Developing systems also have loopholes regularly, which increases the errors chance.
And you can often find smart contract terms and conditions to be complicated, so the third party involvement isn’t excluded. At least for a novice users of smart contract technology.
Who uses smart contracts?
Actually, any crypto trader directly or indirectly uses it.
But if we are speaking about its business implementations cases – smart contracts are leading the ongoing digital revolution now.
Here are some of the most interesting smart contracts applications:
AXA insurance company provides flight delay insurance through Ethereum smart contracts. This smart contract insurance works with the database recording flight status.
The condition in the smart contract applies the insurance policy if there is a flight delay of more than two hours, for instance.
The smart contract holds AXA’s money until meeting that certain condition. So nothing can alter the agreement.
Blockchain voting is one of the most popular implementation cases everybody talks about.
The smart contract mechanism also stands behind this concept.
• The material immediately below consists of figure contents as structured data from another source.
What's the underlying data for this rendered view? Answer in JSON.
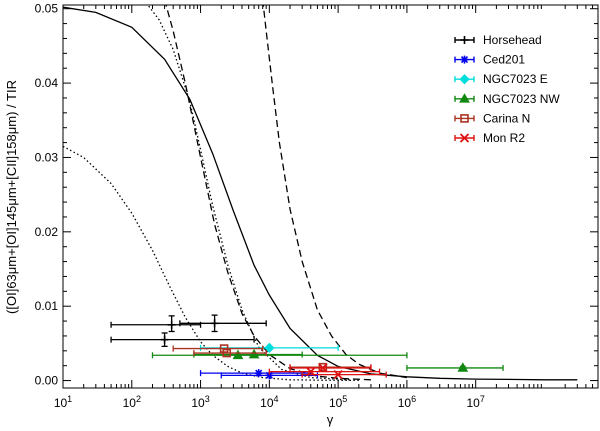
{
  "chart_data": {
    "type": "scatter",
    "title": "",
    "xlabel": "γ",
    "ylabel": "([OI]63μm+[OI]145μm+[CII]158μm) / TIR",
    "xscale": "log",
    "xlim": [
      10,
      600000000
    ],
    "ylim": [
      -0.001,
      0.0505
    ],
    "x_ticks": [
      {
        "value": 10,
        "base": "10",
        "exp": "1"
      },
      {
        "value": 100,
        "base": "10",
        "exp": "2"
      },
      {
        "value": 1000,
        "base": "10",
        "exp": "3"
      },
      {
        "value": 10000,
        "base": "10",
        "exp": "4"
      },
      {
        "value": 100000,
        "base": "10",
        "exp": "5"
      },
      {
        "value": 1000000,
        "base": "10",
        "exp": "6"
      },
      {
        "value": 10000000,
        "base": "10",
        "exp": "7"
      }
    ],
    "y_ticks": [
      {
        "value": 0.0,
        "label": "0.00"
      },
      {
        "value": 0.01,
        "label": "0.01"
      },
      {
        "value": 0.02,
        "label": "0.02"
      },
      {
        "value": 0.03,
        "label": "0.03"
      },
      {
        "value": 0.04,
        "label": "0.04"
      },
      {
        "value": 0.05,
        "label": "0.05"
      }
    ],
    "legend_position": "top-right",
    "curves": [
      {
        "name": "model solid",
        "style": "solid",
        "x": [
          10,
          30,
          100,
          300,
          700,
          1500,
          3000,
          6000,
          10000,
          20000,
          50000,
          100000,
          300000,
          1000000,
          3000000,
          10000000,
          30000000,
          100000000,
          300000000
        ],
        "y": [
          0.0502,
          0.0495,
          0.0475,
          0.0432,
          0.0378,
          0.0305,
          0.0228,
          0.0155,
          0.0115,
          0.007,
          0.0034,
          0.0019,
          0.0009,
          0.0005,
          0.0003,
          0.0002,
          0.00015,
          0.0001,
          0.0001
        ]
      },
      {
        "name": "model dashed 1",
        "style": "dashed",
        "x": [
          300,
          400,
          600,
          1000,
          1600,
          2500,
          4000,
          6000,
          10000,
          20000,
          50000,
          100000,
          300000
        ],
        "y": [
          0.0512,
          0.047,
          0.04,
          0.03,
          0.021,
          0.0145,
          0.009,
          0.006,
          0.0035,
          0.0016,
          0.0006,
          0.0003,
          0.0001
        ]
      },
      {
        "name": "model dashed 2",
        "style": "dashed",
        "x": [
          8000,
          9000,
          11000,
          14000,
          20000,
          30000,
          50000,
          80000,
          130000,
          200000,
          400000,
          1000000
        ],
        "y": [
          0.0512,
          0.047,
          0.04,
          0.032,
          0.023,
          0.016,
          0.0095,
          0.006,
          0.0035,
          0.0022,
          0.001,
          0.0004
        ]
      },
      {
        "name": "model dotted 1",
        "style": "dotted",
        "x": [
          10,
          20,
          50,
          100,
          200,
          350,
          600,
          1000,
          1500,
          2500,
          4000,
          8000,
          20000,
          60000,
          200000
        ],
        "y": [
          0.0315,
          0.03,
          0.0265,
          0.0225,
          0.0175,
          0.0128,
          0.0085,
          0.0052,
          0.0034,
          0.0019,
          0.001,
          0.0004,
          0.0001,
          5e-05,
          2e-05
        ]
      },
      {
        "name": "model dotted 2",
        "style": "dotted",
        "x": [
          150,
          250,
          400,
          700,
          1000,
          1500,
          2500,
          4000,
          7000,
          15000,
          40000,
          150000
        ],
        "y": [
          0.0512,
          0.0485,
          0.0445,
          0.0375,
          0.031,
          0.0235,
          0.0155,
          0.0095,
          0.0045,
          0.0015,
          0.0004,
          0.0001
        ]
      }
    ],
    "series": [
      {
        "name": "Horsehead",
        "color": "#000000",
        "marker": "plus",
        "points": [
          {
            "x": 380,
            "xerr": [
              50,
              1000
            ],
            "y": 0.0075,
            "yerr": [
              0.0066,
              0.0087
            ]
          },
          {
            "x": 1600,
            "xerr": [
              500,
              9000
            ],
            "y": 0.0077,
            "yerr": [
              0.0066,
              0.0088
            ]
          },
          {
            "x": 300,
            "xerr": [
              50,
              6000
            ],
            "y": 0.0055,
            "yerr": [
              0.0046,
              0.0064
            ]
          }
        ]
      },
      {
        "name": "Ced201",
        "color": "#0000ee",
        "marker": "asterisk",
        "points": [
          {
            "x": 7000,
            "xerr": [
              1000,
              40000
            ],
            "y": 0.001,
            "yerr": [
              0.001,
              0.001
            ]
          },
          {
            "x": 10000,
            "xerr": [
              2000,
              50000
            ],
            "y": 0.0007,
            "yerr": [
              0.0007,
              0.0007
            ]
          }
        ]
      },
      {
        "name": "NGC7023 E",
        "color": "#00dddd",
        "marker": "diamond",
        "points": [
          {
            "x": 10000,
            "xerr": [
              1000,
              100000
            ],
            "y": 0.0044,
            "yerr": [
              0.0044,
              0.0044
            ]
          }
        ]
      },
      {
        "name": "NGC7023 NW",
        "color": "#118811",
        "marker": "triangle",
        "points": [
          {
            "x": 3500,
            "xerr": [
              200,
              1000000
            ],
            "y": 0.0034,
            "yerr": [
              0.0034,
              0.0034
            ]
          },
          {
            "x": 6000,
            "xerr": [
              800,
              30000
            ],
            "y": 0.0035,
            "yerr": [
              0.0035,
              0.0035
            ]
          },
          {
            "x": 6500000,
            "xerr": [
              1000000,
              25000000
            ],
            "y": 0.0017,
            "yerr": [
              0.0015,
              0.0019
            ]
          }
        ]
      },
      {
        "name": "Carina N",
        "color": "#aa3322",
        "marker": "square",
        "points": [
          {
            "x": 2200,
            "xerr": [
              400,
              8000
            ],
            "y": 0.0043,
            "yerr": [
              0.0043,
              0.0043
            ]
          },
          {
            "x": 2400,
            "xerr": [
              800,
              9000
            ],
            "y": 0.0037,
            "yerr": [
              0.0037,
              0.0037
            ]
          },
          {
            "x": 60000,
            "xerr": [
              20000,
              300000
            ],
            "y": 0.0018,
            "yerr": [
              0.0018,
              0.0018
            ]
          }
        ]
      },
      {
        "name": "Mon R2",
        "color": "#dd1111",
        "marker": "cross",
        "points": [
          {
            "x": 60000,
            "xerr": [
              20000,
              300000
            ],
            "y": 0.0017,
            "yerr": [
              0.0017,
              0.0017
            ]
          },
          {
            "x": 40000,
            "xerr": [
              10000,
              400000
            ],
            "y": 0.0012,
            "yerr": [
              0.0012,
              0.0012
            ]
          },
          {
            "x": 100000,
            "xerr": [
              30000,
              500000
            ],
            "y": 0.0008,
            "yerr": [
              0.0008,
              0.0008
            ]
          }
        ]
      }
    ]
  }
}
The idea is to simply eliminate the chance of identity fraud and to register every vote on a blockchain network.
Smart contracts can add or remove members, change voting rules or change debating periods, etc.
Last year Sierra Leone became the first country to run a blockchain-based election. 70% of the voters used the smart contracts (Agora’s blockchain) for giving their political preferences.
Safeguarding the efficacy of medications
Smart contracts can also solve problems of special medications transportations. For instance, now it’s important to transport some COVID-19 vaccines under strict conditions.
Such blockchain-based platforms as Pharma Portal are now tracking temperature-controlled pharmaceuticals through the supply chain.
The system provides trusted, reliable and accurate data across multiple parties. And it’s really a life-saving thing.
NFT smart contracts
The NFT smart contracts can store the transaction details about digital intellectual properties within the blockchain. Again, it’s all about stored transparent information about the legitimate transaction between two parties.
The smart contract technology can be useful in the all-media industry where creators are struggling to sell their content and got royalties fairly.
Now you can find blockchain-based music streaming platform Muzika, or blockchain startup Mediachain, which had been developing a “decentralized media library”.
Do all blockchains support smart contracts?
Well, most of the popular blockchains do. But there are different kinds of smart contracts.
For instance, Bitcoin is a smart contract platform by definition and it uses a variety of such contracts to enable secure BTC transactions.
At the same time, Bitcoin does not offer support for complex smart contracts, so it’s hard to build Dapps around it.
Ethereum is the leading blockchain for smart contracts
Still, Ethereum is the most popular smart contract platform, which fuels a lot of other blockchain projects like EOS, Neo, Tezos, Tron, Polkadot, Algorand, etc.
Being a prominent smart contract framework, Ethereum implements a Turing-complete language on its blockchain. Bitcoin instead provides a Turing-incomplete script language that allows the creation of custom smart contracts on top of Bitcoin.
These are multi-signature accounts, payment channels, escrows, time locks, atomic cross-chain trading, oracles, or multi-party lottery with no operator.
There are also proof-of-stake blockchain platforms for smart contracts like Cardano, which has a bunches of original Dapps.
So you can find smart contracts everywhere. Just try to look deeper through any of your crypto services.